4-5 Small Salmon Filets
Sunrise Medley Potatoes
1-2 sprigs Rosemary
3-4 Garlic Cloves
3 Tbsp Raw Honey
2 Tbsp. Dijon
Balsamic Glaze
Halve potatoes.
Chop away stems from asparagus.
Loosely chop rosemary.
Combine olive oil, garlic, rosemary with potatoes. Add salt and pepper. Cover with foil and bake potatoes for 15 mins.
Season salmon with salt and pepper and sear skin side up in a medium hot pan.
Combine Honey and Dijon mustard in a separate bowl.
Brush seared salmon fillets with honey mustard mixture.
Top with Rosemary. Bake for 9-11 mins.
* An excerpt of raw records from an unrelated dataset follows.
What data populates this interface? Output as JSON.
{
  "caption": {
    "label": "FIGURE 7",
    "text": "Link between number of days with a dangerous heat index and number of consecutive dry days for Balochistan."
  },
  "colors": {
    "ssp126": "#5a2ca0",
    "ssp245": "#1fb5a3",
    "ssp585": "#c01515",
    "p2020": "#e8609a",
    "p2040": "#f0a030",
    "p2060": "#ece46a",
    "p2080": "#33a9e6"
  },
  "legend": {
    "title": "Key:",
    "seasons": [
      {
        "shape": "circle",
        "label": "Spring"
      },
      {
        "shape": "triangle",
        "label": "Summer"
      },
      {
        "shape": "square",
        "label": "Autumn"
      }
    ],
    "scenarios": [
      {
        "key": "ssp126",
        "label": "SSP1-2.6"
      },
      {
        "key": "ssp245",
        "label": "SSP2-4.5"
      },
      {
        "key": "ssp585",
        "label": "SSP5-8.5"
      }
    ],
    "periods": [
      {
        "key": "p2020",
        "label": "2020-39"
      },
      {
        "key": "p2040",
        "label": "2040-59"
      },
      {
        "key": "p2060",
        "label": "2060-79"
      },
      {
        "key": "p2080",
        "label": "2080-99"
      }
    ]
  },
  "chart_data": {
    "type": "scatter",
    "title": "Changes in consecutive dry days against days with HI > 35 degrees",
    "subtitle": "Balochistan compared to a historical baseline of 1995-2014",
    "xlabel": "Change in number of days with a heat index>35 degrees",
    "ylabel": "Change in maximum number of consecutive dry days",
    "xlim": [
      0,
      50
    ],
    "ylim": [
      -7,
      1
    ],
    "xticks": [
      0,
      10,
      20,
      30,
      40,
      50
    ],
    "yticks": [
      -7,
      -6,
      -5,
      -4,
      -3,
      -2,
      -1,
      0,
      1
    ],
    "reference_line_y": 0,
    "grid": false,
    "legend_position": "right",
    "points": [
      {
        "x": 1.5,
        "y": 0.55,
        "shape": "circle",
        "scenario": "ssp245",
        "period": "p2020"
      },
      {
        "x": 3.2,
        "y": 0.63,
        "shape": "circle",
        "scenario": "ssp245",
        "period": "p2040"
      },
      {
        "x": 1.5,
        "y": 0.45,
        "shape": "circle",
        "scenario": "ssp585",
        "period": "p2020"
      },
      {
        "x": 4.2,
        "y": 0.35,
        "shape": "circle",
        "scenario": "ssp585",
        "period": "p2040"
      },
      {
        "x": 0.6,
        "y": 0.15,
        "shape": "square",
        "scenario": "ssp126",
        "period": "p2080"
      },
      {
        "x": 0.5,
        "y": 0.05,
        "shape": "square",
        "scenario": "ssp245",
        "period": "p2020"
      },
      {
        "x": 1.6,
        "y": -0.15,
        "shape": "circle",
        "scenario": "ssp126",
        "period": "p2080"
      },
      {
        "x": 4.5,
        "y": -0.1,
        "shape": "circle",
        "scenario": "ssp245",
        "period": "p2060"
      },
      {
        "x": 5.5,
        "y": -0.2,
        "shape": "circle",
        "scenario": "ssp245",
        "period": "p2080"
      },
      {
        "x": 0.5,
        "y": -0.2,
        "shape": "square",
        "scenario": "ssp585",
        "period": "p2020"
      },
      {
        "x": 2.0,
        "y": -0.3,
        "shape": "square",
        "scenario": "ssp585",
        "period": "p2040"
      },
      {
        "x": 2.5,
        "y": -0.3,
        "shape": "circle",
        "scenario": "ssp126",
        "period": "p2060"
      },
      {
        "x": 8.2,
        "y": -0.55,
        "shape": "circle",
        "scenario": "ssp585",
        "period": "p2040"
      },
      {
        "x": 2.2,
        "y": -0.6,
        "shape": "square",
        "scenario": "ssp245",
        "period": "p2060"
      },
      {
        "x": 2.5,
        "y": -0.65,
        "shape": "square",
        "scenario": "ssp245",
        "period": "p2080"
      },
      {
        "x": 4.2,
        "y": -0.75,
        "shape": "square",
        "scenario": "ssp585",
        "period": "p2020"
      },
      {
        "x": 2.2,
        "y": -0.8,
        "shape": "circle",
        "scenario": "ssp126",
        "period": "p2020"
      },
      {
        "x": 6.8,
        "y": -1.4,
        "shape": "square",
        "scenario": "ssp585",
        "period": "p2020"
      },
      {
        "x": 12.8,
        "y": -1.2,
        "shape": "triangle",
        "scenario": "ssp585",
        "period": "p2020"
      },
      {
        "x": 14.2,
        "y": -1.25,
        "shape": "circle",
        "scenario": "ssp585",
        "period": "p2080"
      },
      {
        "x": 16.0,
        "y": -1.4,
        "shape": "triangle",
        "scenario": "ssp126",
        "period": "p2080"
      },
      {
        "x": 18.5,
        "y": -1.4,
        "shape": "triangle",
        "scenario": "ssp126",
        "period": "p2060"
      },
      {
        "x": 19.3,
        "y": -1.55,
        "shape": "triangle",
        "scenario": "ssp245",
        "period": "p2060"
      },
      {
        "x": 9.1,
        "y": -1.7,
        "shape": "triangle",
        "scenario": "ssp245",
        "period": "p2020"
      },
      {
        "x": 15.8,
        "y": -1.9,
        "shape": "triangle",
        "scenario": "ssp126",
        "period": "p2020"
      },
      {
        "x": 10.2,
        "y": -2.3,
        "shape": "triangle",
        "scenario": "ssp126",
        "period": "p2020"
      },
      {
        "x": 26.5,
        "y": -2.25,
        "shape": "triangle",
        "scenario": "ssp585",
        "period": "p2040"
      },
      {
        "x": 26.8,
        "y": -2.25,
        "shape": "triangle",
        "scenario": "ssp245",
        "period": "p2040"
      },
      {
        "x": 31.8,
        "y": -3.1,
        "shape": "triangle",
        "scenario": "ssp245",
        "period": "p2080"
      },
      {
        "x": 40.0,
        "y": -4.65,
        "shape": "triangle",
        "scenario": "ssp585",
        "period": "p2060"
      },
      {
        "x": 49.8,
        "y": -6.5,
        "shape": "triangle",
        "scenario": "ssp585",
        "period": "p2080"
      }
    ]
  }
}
Potatoes will finish the baking process during fish cooking time.

During the final 5 mins. of baking time, use the same pan used for the fish, heat to medium high heat. Sauté olive oil and remaining garlic. Cook asparagus 2-3 mins. Add 1/4 cup water cover and cook for 2 mins.

Plate fish and drizzle with balsamic glaze, add sides and serve.

Wine pairing- a nice crisp French Sauvignon Blanc or aromatic Pinot Grigio.